Le calorie, contrariamente a quanto affermano alcuni nutrizionisti, non sono state “create” tutte uguali. Lo dimostra uno studio pubblicato sul Journal of American Medical Association, che esamina gli effetti di diversi regimi alimentari sulla perdita di peso e la salute
Riuscire a perdere peso, con una dieta, ma solo per alcuni mesi. È quello che accade a molte persone. Abbiamo infatti difficoltà a mantenere tale perdita nell’arco del tempo. Solo 1 su 6 adulti, sovrappeso od obesi, riesce a mantenere almeno il 10% della perdita del peso per un anno. Questo il dato, inquietante, riportato dal National Health and Nutrition Examination Survey (1999-2006), ossia un programma di ricerca, promosso dal governo degli Stati Uniti, per sondare lo stato di salute e nutrizione della popolazione americana.
Il tipo di dieta può dunque essere determinante non solo per la salute e la prevenzione alimentare delle malattie cronico-degenerative, come abbiamo già scritto (ad esempio qui o qui), ma anche per la perdita di peso e per il mantenimento di esso: così dimostra un recente studio, pubblicato sul Journal of American Medical Association, e condotto da Cara Ebbeling e David Ludwing del New Balance Foundation Obesity Prevention Center al Boston Children’s Hospital, ossia il più grande polo di ricerca fondato su un centro pediatrico che è affiliato alla Harward Medical School.
Nello studio si è visto come, per il mantenimento del peso a lungo termine, una dieta a basso indice glicemico o una dieta povera di carboidrati siano preferibili a una dieta a basso contenuto di grassi. Ma la dieta a basso indice glicemico (cioè la dieta mediterranea che l’Italia ignora) è da preferire a quella povera di carboidrati, in quanto non causa infiammazioni o stress.

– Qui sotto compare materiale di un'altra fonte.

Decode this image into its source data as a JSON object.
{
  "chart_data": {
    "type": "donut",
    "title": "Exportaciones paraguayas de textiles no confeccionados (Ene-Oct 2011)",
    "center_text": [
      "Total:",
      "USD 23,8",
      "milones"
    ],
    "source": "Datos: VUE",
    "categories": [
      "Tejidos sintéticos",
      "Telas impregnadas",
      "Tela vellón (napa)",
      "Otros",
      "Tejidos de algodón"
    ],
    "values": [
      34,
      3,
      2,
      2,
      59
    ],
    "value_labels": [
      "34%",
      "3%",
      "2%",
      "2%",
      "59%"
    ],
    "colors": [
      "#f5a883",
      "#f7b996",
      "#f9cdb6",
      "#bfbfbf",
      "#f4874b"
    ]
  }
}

La dieta povera di grassi è stata basata su cereali integrali, frutta e verdura. Col 60% delle calorie giornaliere provenienti da carboidrati, il 20% dai grassi e l’altro 20% dalle proteine.

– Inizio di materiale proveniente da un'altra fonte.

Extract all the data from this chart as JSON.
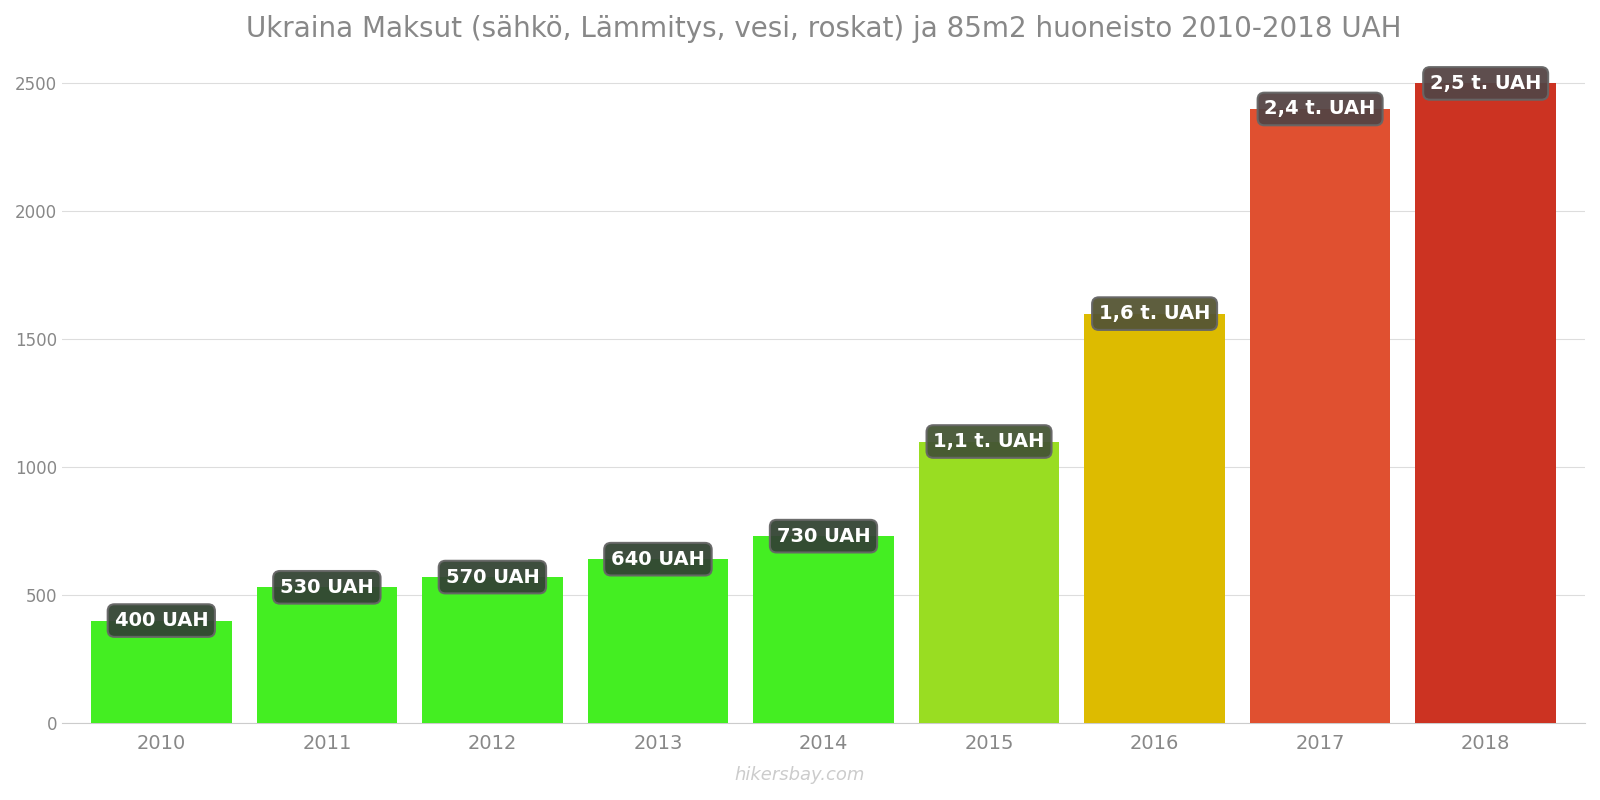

La dieta a basso indice glicemico è stata basata su cereali minimamente raffinati, verdure, grassi (specie insaturi, contenuti ad esempio nel pesce o nell’olio di oliva o nelle noci), legumi e frutta. Col 40% delle calorie giornaliere provenienti dai carboidrati, il 40% dai grassi insaturi e il 20% dalle proteine.
La dieta povera di carboidrati è stata basata sulla famigerata dieta Atkin (che ultimamente è stata riciclata da Dukan). Col 10% delle calorie giornaliere provenienti da carboidrati, il 60% dai grassi e il 30% dalle proteine.

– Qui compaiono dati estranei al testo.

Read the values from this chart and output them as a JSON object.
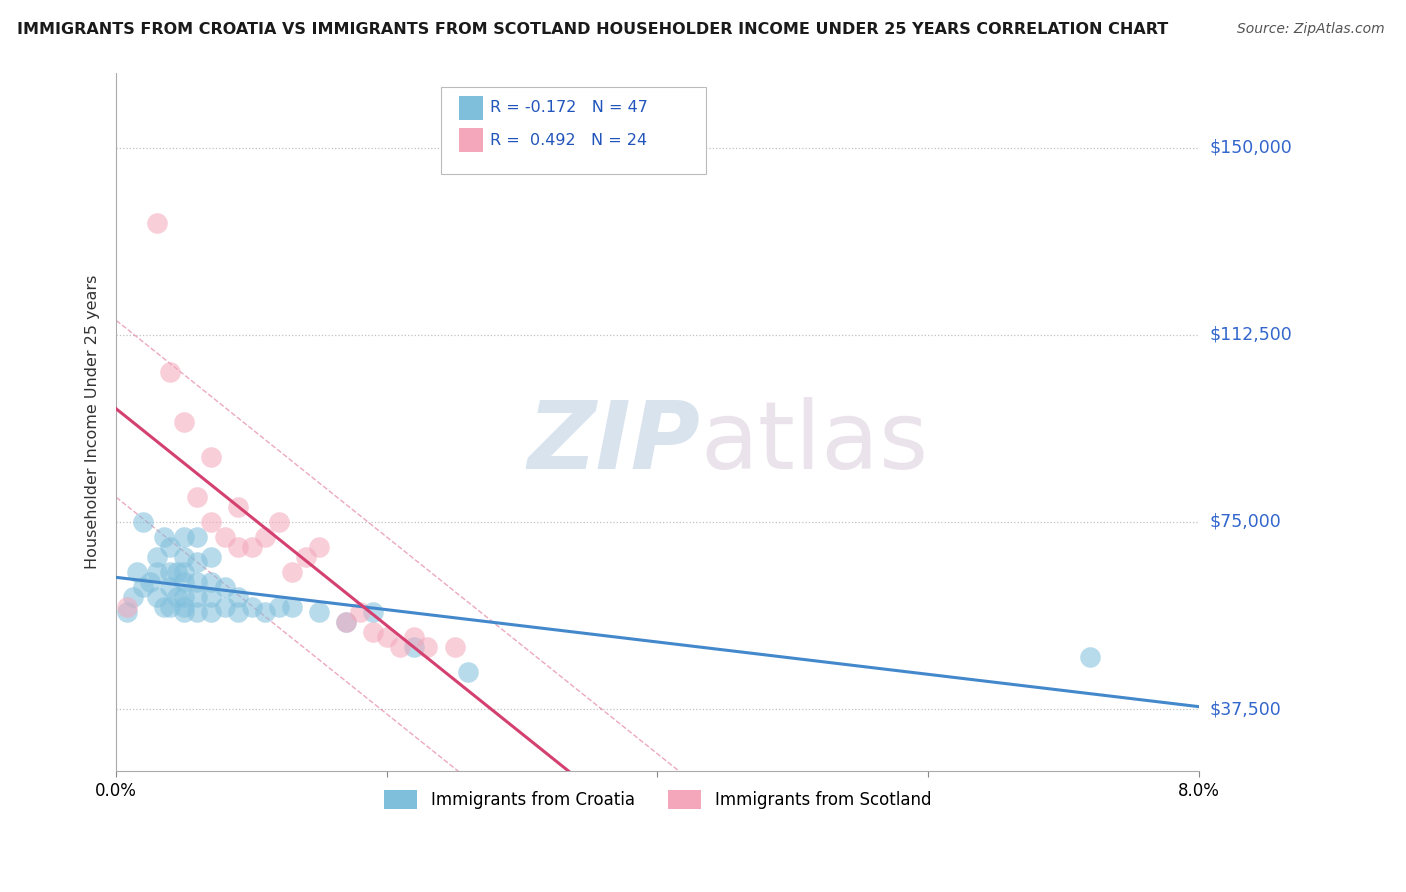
{
  "title": "IMMIGRANTS FROM CROATIA VS IMMIGRANTS FROM SCOTLAND HOUSEHOLDER INCOME UNDER 25 YEARS CORRELATION CHART",
  "source": "Source: ZipAtlas.com",
  "ylabel": "Householder Income Under 25 years",
  "xlim": [
    0.0,
    0.08
  ],
  "ylim": [
    25000,
    165000
  ],
  "yticks": [
    37500,
    75000,
    112500,
    150000
  ],
  "ytick_labels": [
    "$37,500",
    "$75,000",
    "$112,500",
    "$150,000"
  ],
  "xticks": [
    0.0,
    0.02,
    0.04,
    0.06,
    0.08
  ],
  "xtick_labels": [
    "0.0%",
    "",
    "",
    "",
    "8.0%"
  ],
  "legend_croatia": "Immigrants from Croatia",
  "legend_scotland": "Immigrants from Scotland",
  "R_croatia": -0.172,
  "N_croatia": 47,
  "R_scotland": 0.492,
  "N_scotland": 24,
  "color_croatia": "#7fbfdc",
  "color_scotland": "#f4a7ba",
  "color_croatia_line": "#4488cc",
  "color_scotland_line": "#d44070",
  "watermark_zip": "ZIP",
  "watermark_atlas": "atlas",
  "croatia_x": [
    0.0008,
    0.0012,
    0.0015,
    0.002,
    0.002,
    0.0025,
    0.003,
    0.003,
    0.003,
    0.0035,
    0.0035,
    0.004,
    0.004,
    0.004,
    0.004,
    0.0045,
    0.0045,
    0.005,
    0.005,
    0.005,
    0.005,
    0.005,
    0.005,
    0.005,
    0.006,
    0.006,
    0.006,
    0.006,
    0.006,
    0.007,
    0.007,
    0.007,
    0.007,
    0.008,
    0.008,
    0.009,
    0.009,
    0.01,
    0.011,
    0.012,
    0.013,
    0.015,
    0.017,
    0.019,
    0.022,
    0.026,
    0.072
  ],
  "croatia_y": [
    57000,
    60000,
    65000,
    62000,
    75000,
    63000,
    60000,
    65000,
    68000,
    58000,
    72000,
    58000,
    62000,
    65000,
    70000,
    60000,
    65000,
    57000,
    58000,
    60000,
    63000,
    65000,
    68000,
    72000,
    57000,
    60000,
    63000,
    67000,
    72000,
    57000,
    60000,
    63000,
    68000,
    58000,
    62000,
    57000,
    60000,
    58000,
    57000,
    58000,
    58000,
    57000,
    55000,
    57000,
    50000,
    45000,
    48000
  ],
  "scotland_x": [
    0.0008,
    0.003,
    0.004,
    0.005,
    0.006,
    0.007,
    0.007,
    0.008,
    0.009,
    0.009,
    0.01,
    0.011,
    0.012,
    0.013,
    0.014,
    0.015,
    0.017,
    0.018,
    0.019,
    0.02,
    0.021,
    0.022,
    0.023,
    0.025
  ],
  "scotland_y": [
    58000,
    135000,
    105000,
    95000,
    80000,
    75000,
    88000,
    72000,
    70000,
    78000,
    70000,
    72000,
    75000,
    65000,
    68000,
    70000,
    55000,
    57000,
    53000,
    52000,
    50000,
    52000,
    50000,
    50000
  ]
}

Insomma lo studio è uno dei primi a mostrare come, per mantenere il peso, sia più importante ridurre ad esempio i carboidrati raffinati che ridurre tutti i grassi indistintamente.
“Abbiamo scoperto che” afferma David Ludwing “adottando una dieta povera di grassi, rispetto a una dieta povera di carboidrati, si bruciano 300 calorie in meno. Il che corrisponde a quanto si consuma in un’oretta di media attività fisica”.
Lo studio è stato portato a compimento su 21 adulti (dai 18 ai 40 anni), che prima hanno dovuto ridurre il peso corporeo del 10-15%, e poi dopo la stabilizzazione del peso, hanno adottato tutte e tre le diete in ordine casuale: ciascuna per 4 settimane. E i risultati sono apparsi evidenti, per quanto l’ordine di successione delle diete variasse da persona a persona.
La dieta povera di carboidrati ha avuto i risultati metabolici più impressionanti ma aumentando i rischi di stress, insulino-resistenza e malattie cardiovascolari. Ma anche adiposità.
La dieta povera di grassi, raccomandata ad esempio dal governo degli Stati Uniti, oltre a far bruciare meno calorie delle altre, e dunque a non far mantenere il peso, è risultata la meno favorevole per i livelli di colesterolo HDL e trigliceridi.
La dieta a basso indice glicemico è risultata la migliore anche perché, sottolinea Ludwig, “è la più facile da praticare a lungo termine. In quanto non elimina intere classi di cibi, ma mantiene una varietà di alimenti”.
In conclusione, una caloria non è affatto solo una caloria, e una dieta non vale l’altra per contrastare la “diabesity”. Abbiamo bisogno di una corretta informazione, non è un caso che in America si stia riducendo il consumo di carne, mentre in Italia si sta per smantellare ciecamente l’INRAN, cioè l’Istituto Nazionale di Ricerca per gli Alimenti e la Nutrizione. Camminiamo all’indietro.